In 2016, Aäron van den Oord had just won an award for his research in image generation when he was struck by an idea. If his technique could learn to predict a two-dimensional sequence of pixels, could it also learn to predict a waveform and thus generate realistic voices? The idea was intriguing but seemed like a long shot. His manager at DeepMind, an AI research subsidiary of Google, gave him two weeks to try it out, saying that if it didn’t work, he should move on to something else.
The results beat everyone’s expectations. Within two weeks, van den Oord had a prototype. Within three months, it was generating more realistic voices than any existing systems. Within another year, Google had begun using WaveNet, as the system came to be called, to generate voices for Google Assistant.
WaveNet now powers 51 voices as well as Google’s newest voice assistant, which calls salons and restaurants on behalf of users to book appointments or reserve tables. The results are startlingly realistic.
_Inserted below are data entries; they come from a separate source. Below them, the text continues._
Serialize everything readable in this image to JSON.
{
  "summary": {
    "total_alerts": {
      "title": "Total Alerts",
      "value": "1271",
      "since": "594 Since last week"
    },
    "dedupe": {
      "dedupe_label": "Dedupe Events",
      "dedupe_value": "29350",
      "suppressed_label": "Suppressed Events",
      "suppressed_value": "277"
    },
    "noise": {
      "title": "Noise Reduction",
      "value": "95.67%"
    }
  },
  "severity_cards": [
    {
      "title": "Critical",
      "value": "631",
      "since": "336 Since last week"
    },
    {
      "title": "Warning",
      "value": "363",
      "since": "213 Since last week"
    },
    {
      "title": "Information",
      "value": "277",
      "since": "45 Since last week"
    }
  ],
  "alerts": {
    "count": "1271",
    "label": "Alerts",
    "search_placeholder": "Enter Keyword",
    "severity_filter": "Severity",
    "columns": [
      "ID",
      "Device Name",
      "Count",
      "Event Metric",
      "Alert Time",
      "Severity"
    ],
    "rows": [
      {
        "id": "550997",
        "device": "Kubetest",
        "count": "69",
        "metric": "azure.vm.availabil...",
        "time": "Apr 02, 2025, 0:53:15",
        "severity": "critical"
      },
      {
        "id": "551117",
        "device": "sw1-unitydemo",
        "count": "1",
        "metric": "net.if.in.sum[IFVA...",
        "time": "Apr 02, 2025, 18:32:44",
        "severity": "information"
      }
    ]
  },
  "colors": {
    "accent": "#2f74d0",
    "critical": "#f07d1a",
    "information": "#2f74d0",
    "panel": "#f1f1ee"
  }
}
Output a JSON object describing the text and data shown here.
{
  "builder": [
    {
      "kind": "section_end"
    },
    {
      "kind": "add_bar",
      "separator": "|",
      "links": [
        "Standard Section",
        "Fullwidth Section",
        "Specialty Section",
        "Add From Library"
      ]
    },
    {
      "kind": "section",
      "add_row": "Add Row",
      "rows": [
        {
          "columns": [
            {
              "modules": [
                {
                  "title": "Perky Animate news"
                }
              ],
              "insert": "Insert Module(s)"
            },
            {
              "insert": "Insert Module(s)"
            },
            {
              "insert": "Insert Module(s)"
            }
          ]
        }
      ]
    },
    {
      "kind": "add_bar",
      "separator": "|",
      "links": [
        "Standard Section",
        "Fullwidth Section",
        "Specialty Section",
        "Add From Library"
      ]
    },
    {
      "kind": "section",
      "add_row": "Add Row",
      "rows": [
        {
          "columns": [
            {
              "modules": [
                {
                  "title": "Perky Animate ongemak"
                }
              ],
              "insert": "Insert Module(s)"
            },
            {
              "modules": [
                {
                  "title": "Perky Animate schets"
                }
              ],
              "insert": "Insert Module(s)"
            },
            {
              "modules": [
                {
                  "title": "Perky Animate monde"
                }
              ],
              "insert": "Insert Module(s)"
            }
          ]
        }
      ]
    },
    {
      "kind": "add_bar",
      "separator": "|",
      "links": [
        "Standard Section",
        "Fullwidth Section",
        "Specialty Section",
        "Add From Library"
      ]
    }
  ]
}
When Google CEO Sundar Pichai first demoed Duplex in 2018, with all its human-like “umms” and “ahs,” it set a new bar for what can be possible when people communicate with machines.
While voice assistants need to do more than just generate a synthetic voice—they also need to be able to recognize when someone is talking and understand what’s being said, each of which is a challenge unto itself—researchers have long sought to create the right artificial voice for achieving natural and engaging conversations. “There’s a lot of meaning in a voice,” says van den Oord.